Delaney: Resource extraction to be more costly, difficult

Processing facilities at Sherritt International's Moa nickel-cobalt mine in Cuba. Source: Sherritt International Processing facilities at Sherritt International's Moa nickel-cobalt mine in Cuba. Source: Sherritt International

In a speech on the state of the global mining industry, Ian Delaney, chairman of Sherritt International (S-T), stated that the world has entered an era of resource scarcity, in which most large-scale, high-grade deposits have already been identified by advanced technology, resulting in fewer and fewer major discoveries in recent years. 

“It is necessary to understand that the global natural resource pool is declining,” he said. “We pretty much learned where everything was by the mid-1980s, and, to the extent there are unknowns, current geological models are quite accurate in their ability to know where to look.”

Delaney was speaking to attendees of a day-long conference organized by students enrolled in the J.D./M.B.A. program at York University’s Osgoode Hall Law School and Schulich School of Business on Feb. 8 in downtown Toronto.

Delaney conceded there had been notable exceptions on the greenfield discovery front, such as the Lula oil field off the coast of Brazil, and “lottery tickets” like the Voisey’s Bay nickel deposit in Labrador.
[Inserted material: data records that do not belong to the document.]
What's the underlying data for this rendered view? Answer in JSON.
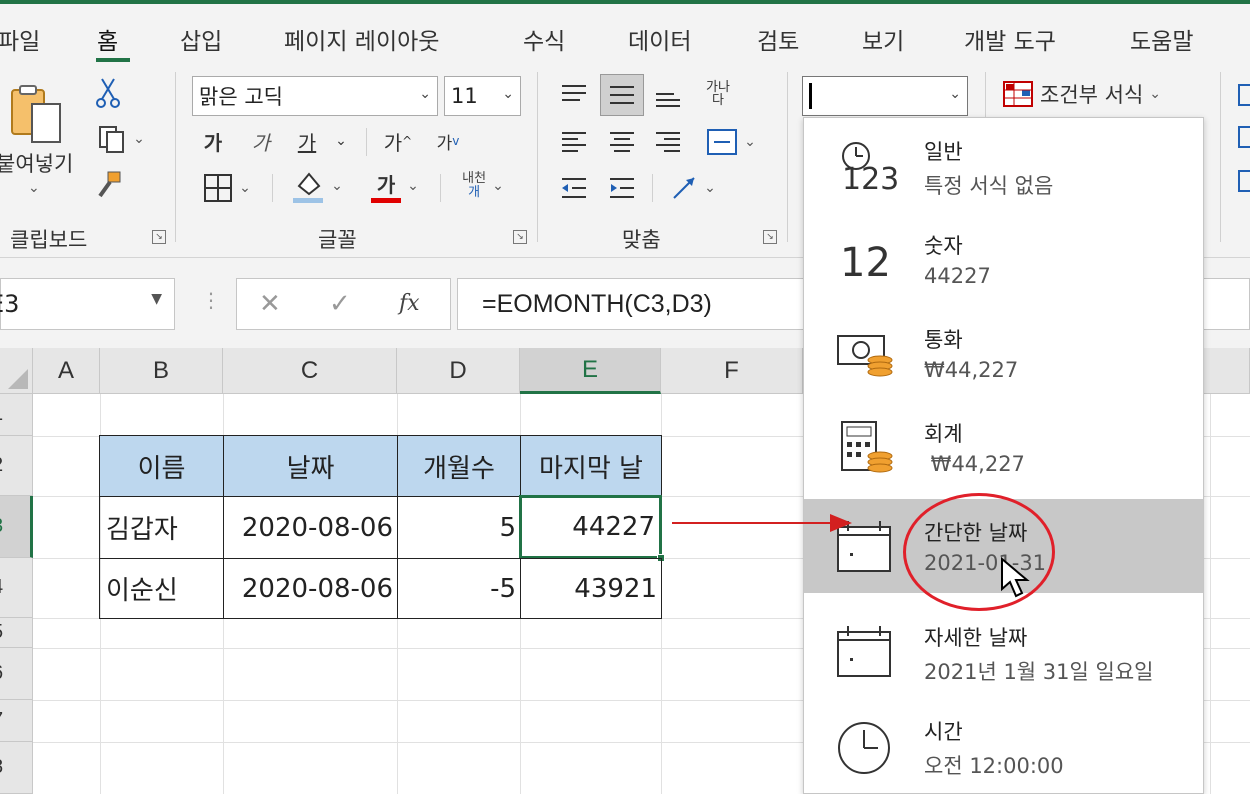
{
  "tabs": [
    "파일",
    "홈",
    "삽입",
    "페이지 레이아웃",
    "수식",
    "데이터",
    "검토",
    "보기",
    "개발 도구",
    "도움말"
  ],
  "ribbon": {
    "paste_label": "붙여넣기",
    "font_name": "맑은 고딕",
    "font_size": "11",
    "bold": "가",
    "italic": "가",
    "underline": "가",
    "grow_font": "가",
    "shrink_font": "가",
    "font_color_glyph": "가",
    "wrap_label_top": "가나",
    "wrap_label_bottom": "다",
    "phonetic_top": "내천",
    "phonetic_bottom": "개",
    "number_format_value": "",
    "conditional_format": "조건부 서식",
    "groups": {
      "clipboard": "클립보드",
      "font": "글꼴",
      "alignment": "맞춤"
    },
    "colors": {
      "fill_swatch": "#9dc3e6",
      "font_swatch": "#e00000",
      "accent": "#217346"
    }
  },
  "formula_bar": {
    "name_box": "E3",
    "cancel": "✕",
    "enter": "✓",
    "fx": "fx",
    "formula": "=EOMONTH(C3,D3)"
  },
  "grid": {
    "columns": [
      "A",
      "B",
      "C",
      "D",
      "E",
      "F"
    ],
    "rows": [
      "1",
      "2",
      "3",
      "4",
      "5",
      "6",
      "7",
      "8"
    ],
    "headers": [
      "이름",
      "날짜",
      "개월수",
      "마지막 날"
    ],
    "data": [
      [
        "김갑자",
        "2020-08-06",
        "5",
        "44227"
      ],
      [
        "이순신",
        "2020-08-06",
        "-5",
        "43921"
      ]
    ]
  },
  "number_format_menu": {
    "items": [
      {
        "title": "일반",
        "sub": "특정 서식 없음",
        "icon": "clock-123-icon"
      },
      {
        "title": "숫자",
        "sub": "44227",
        "icon": "number-12-icon",
        "glyph": "12"
      },
      {
        "title": "통화",
        "sub": "₩44,227",
        "icon": "currency-icon"
      },
      {
        "title": "회계",
        "sub": " ₩44,227",
        "icon": "accounting-icon"
      },
      {
        "title": "간단한 날짜",
        "sub": "2021-01-31",
        "icon": "calendar-icon"
      },
      {
        "title": "자세한 날짜",
        "sub": "2021년 1월 31일 일요일",
        "icon": "calendar-icon"
      },
      {
        "title": "시간",
        "sub": "오전 12:00:00",
        "icon": "clock-icon"
      }
    ],
    "selected_index": 4,
    "icon_123": "123",
    "highlight_color": "#c8c8c8"
  }
}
Nevertheless, the soon-to-be-retired chairman maintains that these kinds of finds are rare, while cheap, easy-access mineral deposits are being depleted.

The consequence, according to Delaney, is that mining companies are being forced to develop projects in high-risk regions of the world where property rights are frequently called into question, political instability and wars are more likely to develop and newly installed governments are less likely to fulfill contracts agreed upon by previous regimes.

Sherritt has had troubles of its own in this regard. While developing the $6.5-billion Ambatovy nickel-cobalt mine in eastern Madagascar — a joint-venture between Sherritt, 40%; Sumitomo (SMFG-N), 27.5%; Korea Resources, 27.5%; and SNC-Lavalin (SNC-T), 5% — the national government was overthrown in a coup, after which the consortium was asked to renegotiate the deal.

According to Delaney, the issue was only resolved because of the already substantial foreign aid provided by the Japanese and Korean governments.

Delaney described Ambatovy as a classic example of “modern, large-scale resource investment,” because the deposit is located in the developing world; is financed by global syndicates with global equity partners; has consumers in the Far East; and has local collateral investment. He said the mine would produce around 5% of global nickel, and is the largest Canadian investment in Africa. 

Since 1991, Sherritt has been best known as a partner of the Cuban government, which has resulted in Delaney being banned from the U.S. Delaney maintains a personal correspondence with former Cuban President Fidel Castro, and praised the country’s healthcare and education systems, which help make it, in Delaney’s eyes, one of the easiest developing countries in the world to do business.

He noted that Sherritt is Cuba’s largest foreign investor, and described Sherritt’s Moa mine there as exploiting one of the world’s largest economic nickel-cobalt deposits. In addition, the company holds an interest in Energas, which generates power for the nation’s electrical grid, and explores for and produces oil and gas.

Delaney emphasized a global shift towards resource nationalism, with higher expectations from governments and citizens for more revenue sharing with mining companies. He described this income splitting as an “economic rent” a mining company pays to a host jurisdiction, which in most cases, he said, is 45–55%.

At the same time, Delaney pointed out that some countries are becoming more aggressive in their attempts to secure resources, referencing China’s string of resource investments across Africa.

“The fear of resource constraint by established and emerging manufacturing nations in the Far East is palpable to anyone who has been involved in global negotiations over natural resources,” he said. “It’s difficult to convey to an audience in Canada the degree of real war that’s going on in the resource basins of the world . . . it is war in the bluntest sense, and they are driven.”

Delaney explained that that the main motivation for these countries is to provide a reliable source of raw materials for their manufacturing sectors.

“As long as they can access resources at market prices, they believe they will be able to value-add more than their neighbours,” he said. “They’re not looking f­­or a special price — they’re looking for absolute access.”

Here in Canada, Delaney said he is “ashamed and appalled” by the ongoing “dysfunctional” relationship between the federal government and the First Nations. He blamed the government for not being radical enough in its approach, and First Nations for not “expanding their thinking.” Delaney warned that the future development of Canadian natural resources would be negatively impacted if First Nations’ grievances remain unresolved.

Despite the challenges facing the mining industry, Delaney sounded a note of optimism for the mostly student crowd, stating that economic returns would attract investment to the sector. He added that the Canadian mining industry retains unusually warm relations with countries around the world, and lays claim to a leading technological expertise in resource extraction.